The most important parts multi-step workflows are the inputs and outputs of the apps, as the output of one app will usually be the input of another app.

wc app input and output

Let’s look at the input and output section of the “wc” app at https://gitlab.com/geneflow/apps/wc-gf2/blob/master/app.yaml.

inputs:
  file:
    label: Input File
    description: Input file
    type: File
    required: true
    test_value: ${SCRIPT_DIR}/data/file.txt

parameters:
  output:
    label: Output File
    description: Output file
    type: File
    required: true
    test_value: output.txt

We see that the “wc” app takes a file as the input in the “file” field. In our workflow, we will use the output file of the “Hello World” app as the input to the “wc” app.

Update the workflow.yaml file

Update the appropriate sections of the workflow.yaml file as follows:

vi ./hello-world-2step-workflow-gf2/workflow.yaml

Metadata

Update the metadata section with the new information for the package. Add - wc to final_output for the output of the wc step to be included in the final output.

# metadata
name: hello-world-2step-workflow-gf
description: Hello World two-step workflow
documentation_uri:
repo_uri: 'https://github.com/jiangweiyao/hello-world-2step-workflow-gf.git'
version: '0.1'
username: USER

final_output:
- hello
- wc

Apps

Update the entries in the “apps” section to include both the “hello-world” and “wc” apps. We will use the first version (0.1) of the “Hello World” app. You can use the app provided or substitute the name and version of your “Hello World” app.

apps:
  hello-world:
    git: https://github.com/[USER]/hello-world-gf2.git
    version: '0.1'
  word-count:
    git: https://gitlab.com/geneflow/apps/wc-gf2.git
    version: '0.1'

Steps

Add the wc app as the second step.

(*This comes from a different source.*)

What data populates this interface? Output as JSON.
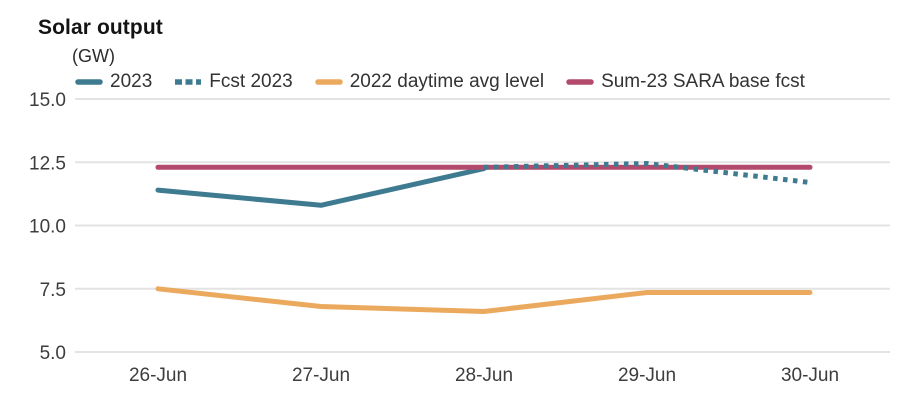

Set the app: value to the location specified in the apps-repo.yaml file. The depend: value specifies the steps that must complete before the current step runs. Set the “wc” step to depend on the “hello” step since the output of the “hello-world” app is the input to the “wc” app. Set the file: option of “wc” to ‘{hello->output}/helloworld.txt’ specifying the “helloworld.txt” file produced in the “hello” step as the input to “wc”. Finally, set the output: option under the “wc” step as the name of the output file.

# steps
steps:
  hello:
    app: hello-world
    depend: []
    template:
      file: ${workflow->file}
      output: helloworld.txt

  wc:
    app: word-count
    depend: [ "hello" ]
    template:
      file: ${hello->output}/helloworld.txt
      output: wc.txt

Update Workflow README

Update the README.rst to include the relevant information

Commit and Tag the New Workflow

We’ll use GitHub as an example, but the commands are similar for other repositories. If you cloned the workflow from an existing repository, delete the .git folder to create a new repository.

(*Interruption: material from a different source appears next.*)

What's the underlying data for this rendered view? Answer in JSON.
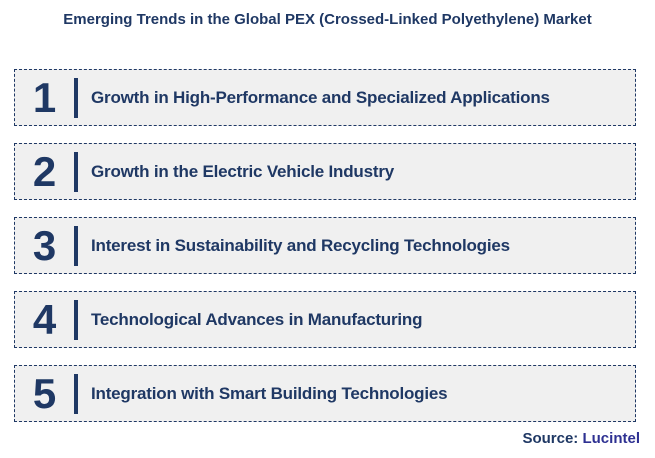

cd hello-world-2step-workflow-gf2
rm -rf .git

Create a new repository on GitHub named “hello-world-2step-workflow-gf2”. Push the code to GitHub using the following commands:

git init
git add .
git commit -m "1st commit"
git tag 0.1
git remote add origin https://github.com/[name]/hello-world-2step-workflow-gf2.git
git push -u origin master
git push origin 0.1

Be sure to replace [name] with your GitHub username.

Install and Test the Workflow

Now that the workflow has been committed to a Git repo, it can be installed anywhere:

geneflow install-workflow -g https://github.com/[name]/hello-world-2step-workflow-gf2.git -c --make_apps ./hello-world-2step

Make a dummy file named “test.txt”:

touch test.txt

Finally, test the workflow to validate its functionality:

geneflow run ./hello-world-2step -o output --in.file=test.txt

This command runs the workflow in the “hello-world-2step” directory using the test data and copies the output to the “output” directory. The output of the two steps are placed in separate folders.

tree ./geneflow_output/geneflow-job-[JOB ID]

You should see the following file structure:

geneflow-job-50dd420d
├── hello
│   └── helloworld.txt
└── wc
    └── wc.txt

Summary

Congratulations! You created a two-step workflow that uses the output of one app as the input of the second app.